Muchas empresas ya estaban preparadas para teletrabajar, especialmente las grandes y las de los sectores TIC. Pero en muchas otras, como las que dan servicios de cara al público, la industria y la construcción, directamente no es posible para una gran parte de sus trabajadores. Otro grueso de empresas de servicios que trabajan en oficinas, en su mayoría pymes, no estaban preparadas y han tenido que hacerlo contra reloj. No para todos es tan sencillo como tener un portátil, un teléfono móvil y una conexión a internet. El personal de administración o contabilidad necesita, por ejemplo, acceso a la intranet o a un servidor.

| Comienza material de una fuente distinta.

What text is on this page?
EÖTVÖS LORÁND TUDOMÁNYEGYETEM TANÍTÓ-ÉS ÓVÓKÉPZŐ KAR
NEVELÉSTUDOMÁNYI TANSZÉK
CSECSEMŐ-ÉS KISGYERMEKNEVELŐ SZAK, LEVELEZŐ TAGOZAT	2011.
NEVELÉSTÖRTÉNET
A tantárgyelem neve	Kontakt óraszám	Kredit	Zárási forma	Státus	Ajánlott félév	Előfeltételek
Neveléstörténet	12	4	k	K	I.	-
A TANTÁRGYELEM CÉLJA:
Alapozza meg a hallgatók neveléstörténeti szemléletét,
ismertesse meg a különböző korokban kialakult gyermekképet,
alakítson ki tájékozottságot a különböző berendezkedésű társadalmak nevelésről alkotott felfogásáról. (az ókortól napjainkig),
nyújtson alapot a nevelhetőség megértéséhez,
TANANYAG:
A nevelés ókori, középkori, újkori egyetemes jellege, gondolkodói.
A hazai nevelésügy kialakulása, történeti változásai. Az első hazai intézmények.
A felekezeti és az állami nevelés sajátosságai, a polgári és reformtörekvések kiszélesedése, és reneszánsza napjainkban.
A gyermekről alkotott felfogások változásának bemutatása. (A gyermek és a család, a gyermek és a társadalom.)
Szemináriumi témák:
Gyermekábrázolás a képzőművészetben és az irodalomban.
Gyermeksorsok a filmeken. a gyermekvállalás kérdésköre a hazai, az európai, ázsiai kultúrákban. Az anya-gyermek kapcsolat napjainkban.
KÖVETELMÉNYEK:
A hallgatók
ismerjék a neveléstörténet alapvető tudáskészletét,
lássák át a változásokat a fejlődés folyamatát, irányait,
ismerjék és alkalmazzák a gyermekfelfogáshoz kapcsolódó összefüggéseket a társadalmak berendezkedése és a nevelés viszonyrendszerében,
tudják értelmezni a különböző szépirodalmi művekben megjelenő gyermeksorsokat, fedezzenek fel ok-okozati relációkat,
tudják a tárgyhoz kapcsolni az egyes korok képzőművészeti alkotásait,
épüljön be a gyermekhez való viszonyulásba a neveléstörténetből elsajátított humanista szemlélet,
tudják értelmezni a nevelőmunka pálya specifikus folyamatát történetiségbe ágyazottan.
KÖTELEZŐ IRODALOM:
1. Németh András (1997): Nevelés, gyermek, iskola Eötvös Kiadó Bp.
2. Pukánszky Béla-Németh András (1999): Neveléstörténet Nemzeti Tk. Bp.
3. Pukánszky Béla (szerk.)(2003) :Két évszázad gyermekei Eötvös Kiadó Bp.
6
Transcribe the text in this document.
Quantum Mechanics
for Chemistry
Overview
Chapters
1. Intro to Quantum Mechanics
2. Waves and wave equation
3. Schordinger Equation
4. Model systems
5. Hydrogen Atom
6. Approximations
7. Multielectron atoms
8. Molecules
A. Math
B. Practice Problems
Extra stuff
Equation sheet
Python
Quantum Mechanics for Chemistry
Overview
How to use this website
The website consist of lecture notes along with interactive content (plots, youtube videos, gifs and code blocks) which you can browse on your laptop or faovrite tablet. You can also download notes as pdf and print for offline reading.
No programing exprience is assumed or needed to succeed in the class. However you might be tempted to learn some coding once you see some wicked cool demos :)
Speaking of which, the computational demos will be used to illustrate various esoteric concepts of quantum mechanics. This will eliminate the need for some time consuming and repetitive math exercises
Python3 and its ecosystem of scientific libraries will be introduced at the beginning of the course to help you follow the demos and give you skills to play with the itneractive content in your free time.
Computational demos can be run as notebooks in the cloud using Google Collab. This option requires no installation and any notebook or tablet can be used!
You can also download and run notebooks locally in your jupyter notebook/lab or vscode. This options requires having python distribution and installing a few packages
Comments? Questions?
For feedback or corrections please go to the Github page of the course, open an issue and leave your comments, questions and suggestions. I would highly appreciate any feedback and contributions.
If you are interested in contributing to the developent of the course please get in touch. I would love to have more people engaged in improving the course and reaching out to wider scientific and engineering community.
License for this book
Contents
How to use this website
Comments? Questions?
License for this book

El porcentaje de ocupados con opción para el teletrabajo en Navarra, estimado por la consultora en base a los datos de población ocupada del Instituto Nacional de Estadística, es inferior al registrado en comunidades como Madrid, Cataluña y País Vasco, pero superior al de la media del país y al de muchas otras comunidades.

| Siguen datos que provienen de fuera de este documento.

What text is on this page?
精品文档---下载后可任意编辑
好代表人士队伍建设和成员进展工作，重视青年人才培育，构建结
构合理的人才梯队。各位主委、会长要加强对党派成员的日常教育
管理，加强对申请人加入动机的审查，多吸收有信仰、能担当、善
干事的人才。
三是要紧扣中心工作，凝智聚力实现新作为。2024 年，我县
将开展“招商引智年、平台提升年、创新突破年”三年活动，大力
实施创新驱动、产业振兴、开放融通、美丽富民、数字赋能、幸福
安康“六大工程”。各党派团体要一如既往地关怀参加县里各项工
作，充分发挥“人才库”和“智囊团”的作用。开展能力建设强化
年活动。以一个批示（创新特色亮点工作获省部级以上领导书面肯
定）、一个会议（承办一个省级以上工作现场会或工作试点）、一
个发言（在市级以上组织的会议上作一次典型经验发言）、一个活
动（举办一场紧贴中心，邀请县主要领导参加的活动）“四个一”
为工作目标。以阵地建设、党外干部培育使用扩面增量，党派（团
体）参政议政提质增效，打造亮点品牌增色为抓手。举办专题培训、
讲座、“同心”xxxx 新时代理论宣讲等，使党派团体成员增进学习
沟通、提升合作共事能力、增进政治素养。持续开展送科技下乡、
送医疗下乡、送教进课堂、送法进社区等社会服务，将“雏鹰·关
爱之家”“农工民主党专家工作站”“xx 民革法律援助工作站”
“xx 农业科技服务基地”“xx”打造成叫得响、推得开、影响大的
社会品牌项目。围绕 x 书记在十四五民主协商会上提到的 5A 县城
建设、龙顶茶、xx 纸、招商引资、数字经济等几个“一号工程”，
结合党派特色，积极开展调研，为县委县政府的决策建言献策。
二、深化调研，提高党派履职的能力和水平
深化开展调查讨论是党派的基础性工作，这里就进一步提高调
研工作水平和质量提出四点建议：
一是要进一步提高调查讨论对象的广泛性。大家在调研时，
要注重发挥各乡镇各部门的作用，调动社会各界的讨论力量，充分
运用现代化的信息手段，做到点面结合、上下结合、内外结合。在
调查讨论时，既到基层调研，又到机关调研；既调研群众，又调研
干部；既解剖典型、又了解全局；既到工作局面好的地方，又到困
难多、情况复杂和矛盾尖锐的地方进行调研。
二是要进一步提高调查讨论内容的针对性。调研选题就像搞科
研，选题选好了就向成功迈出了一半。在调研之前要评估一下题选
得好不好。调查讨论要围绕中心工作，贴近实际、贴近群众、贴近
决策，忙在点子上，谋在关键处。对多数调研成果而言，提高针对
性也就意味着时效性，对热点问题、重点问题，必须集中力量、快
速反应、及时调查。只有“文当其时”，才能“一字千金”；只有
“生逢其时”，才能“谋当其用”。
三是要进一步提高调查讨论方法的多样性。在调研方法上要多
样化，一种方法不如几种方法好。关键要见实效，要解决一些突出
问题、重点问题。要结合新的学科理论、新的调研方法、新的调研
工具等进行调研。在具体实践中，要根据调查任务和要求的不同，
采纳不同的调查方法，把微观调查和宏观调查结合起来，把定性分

El reto no tiene precedentes y quizá, como reflexiona Alberto Andreu Pinillos, director ejecutivo del Máster Executive en Recursos Humanos y Digitalización de la Universidad de Navarra, “el coronavirus sea el desencadenante para acelerar un cambio que permita un mix óptimo entre el trabajo presencial y el digital”. En opinión de este experto, para las empresas, tanto grandes como pymes es un desafío no solo tecnológico sino cultural, porque supone un cambio de hábitos que puede prolongarse en el tiempo. “Estamos ante una enorme oportunidad para consolidar un nuevo tipo de trabajo utilizando plataformas colaborativas, desde casa o desde cualquier lugar del mundo”. Porque teletrabajar, apostilla, es algo más que estar conectado por mail o teléfono. “Contar con medidas de teletrabajo y flexibilidad supondrá una ventaja competitiva para hacer frente a esta crisis, en la que aquellas empresas que ya lo tuvieran implantado o hayan reaccionado a tiempo, verán minimizado el menoscabo económico”, concluye Valentín Bote, director de Randstad Research.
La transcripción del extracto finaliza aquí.